— Налейте, пожалуйста, мне еще чашечку чайку с лимоном. Очень люблю. Знаю, скоро умру. Что там буду пить — неизвестно. Но уж не будет там чайку с лимоном.
— А какие болезни у вас? — участливо спросила Бабушка.
— И сказать страшно, — улыбалась игуменья. — Первое — рак желудка.
— Боже мой! — воскликнула Бабушка. — Но это… это…
— Да, очень больно. Потом камни в печени. Тоже не радость. Ревматизм, конечно. Ну и как полагается в монастырях от долгих стояний на молитве ноги мои — ах! ноги мои — мученье.
— Здесь у нас есть замечательный доктор. Еврей, по фамилии Айзик. Очень хороший и денег не берет, так лечит.
— Люблю я еврейских докторов, — сказала игуменья. — И полечит и пожалеет. Ну, просто жалко ему пациента. Тоже редкость у докторов.
— Сегодня он приедет навестить англичанку. Вы бы поговорили с ним: матушка игуменья. Может, и облегчит ваши болезни, хоть немного.
— Пусть облегчит, — соглашалась игуменья. — Я и то буду рада.
Доктор Айзик появился в пансионе вместе с Розой. Бабушка сразу же почуяла опасность и приняла меры, чтоб оградить монахинь от Розы и ее реплик. Профессор и Анна Петровна были откомандированы удерживать Розу в саду на скамейке, пока доктор навещал пациентов.
Сначала Роза была очарована галантностью и вниманием профессора, но это длилось недолго. Она слушала его речь, и отношение к нему быстро менялось. Когда он блестяще доказывал иллюзорность видимого мира — и этих двух деревьев, и их самих, и даже их встречи, Роза, не дослушав конца фразы, вдруг круто повернулась к Анне Петровне:
— Поздравляю! Еще один сумасшедший. Вы слышите, что он говорит?

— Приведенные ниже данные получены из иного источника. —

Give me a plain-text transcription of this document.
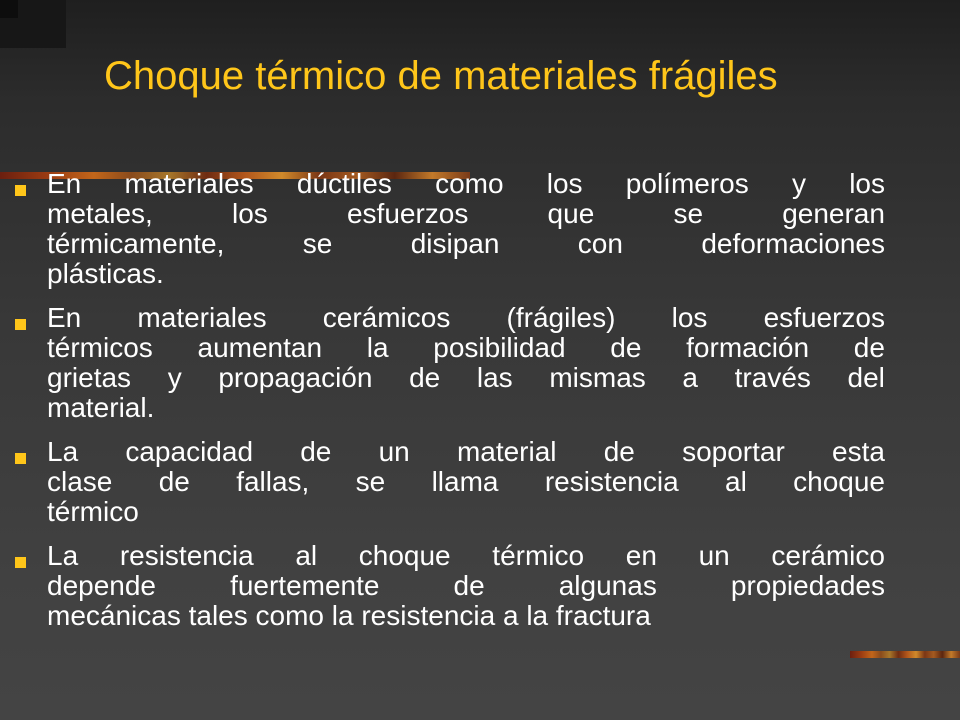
Choque térmico de materiales frágiles
En materiales dúctiles como los polímeros y los
metales,	los	esfuerzos	que	se	generan
térmicamente,	se	disipan	con	deformaciones
plásticas.
En materiales cerámicos (frágiles) los esfuerzos
térmicos aumentan la posibilidad de formación de
grietas y propagación de las mismas a través del
material.
La capacidad de un material de soportar esta
clase de fallas, se llama resistencia al choque
térmico
La resistencia al choque térmico en un cerámico
depende	fuertemente	de	algunas	propiedades
mecánicas tales como la resistencia a la fractura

Профессор, несколько озадаченный ее резкостью, пробовал объяснить:
— Женский ум, как правило, мало способен к научным сомнениям. Когда женщина, например, наряжается на бал, может ли ей прийти в голову: «А вдруг ни я, ни этот бал, ни это бальное платье не существуют?»
— Вот что я вам на это скажу, — возразила Роза гневно, вставая со скамейки. — Допустим, я не сомневаюсь, и я одеваюсь. Но если вы сомневаетесь, что этот ваш костюм существует, то зачем вы вообще по утрам одеваетесь?!
И она ушла в дом. С тех пор, если ей случалось говорить об Анне Петровне, она ее называла «эта несчастная женщина».
Доктору не понадобилось много времени для пациентов. Миссис Парриш он знал хорошо. Игуменья же как монахиня могла только говорить с доктором-мужчиной. Она с удовольствием показала ему рентгеновские снимки, химические анализы и рецепты. Перед удивленным взором доктора развернулся, можно сказать, единственный случай. И эта женщина еще могла сидеть спокойно и весело повествовать о своих фатальных болезнях.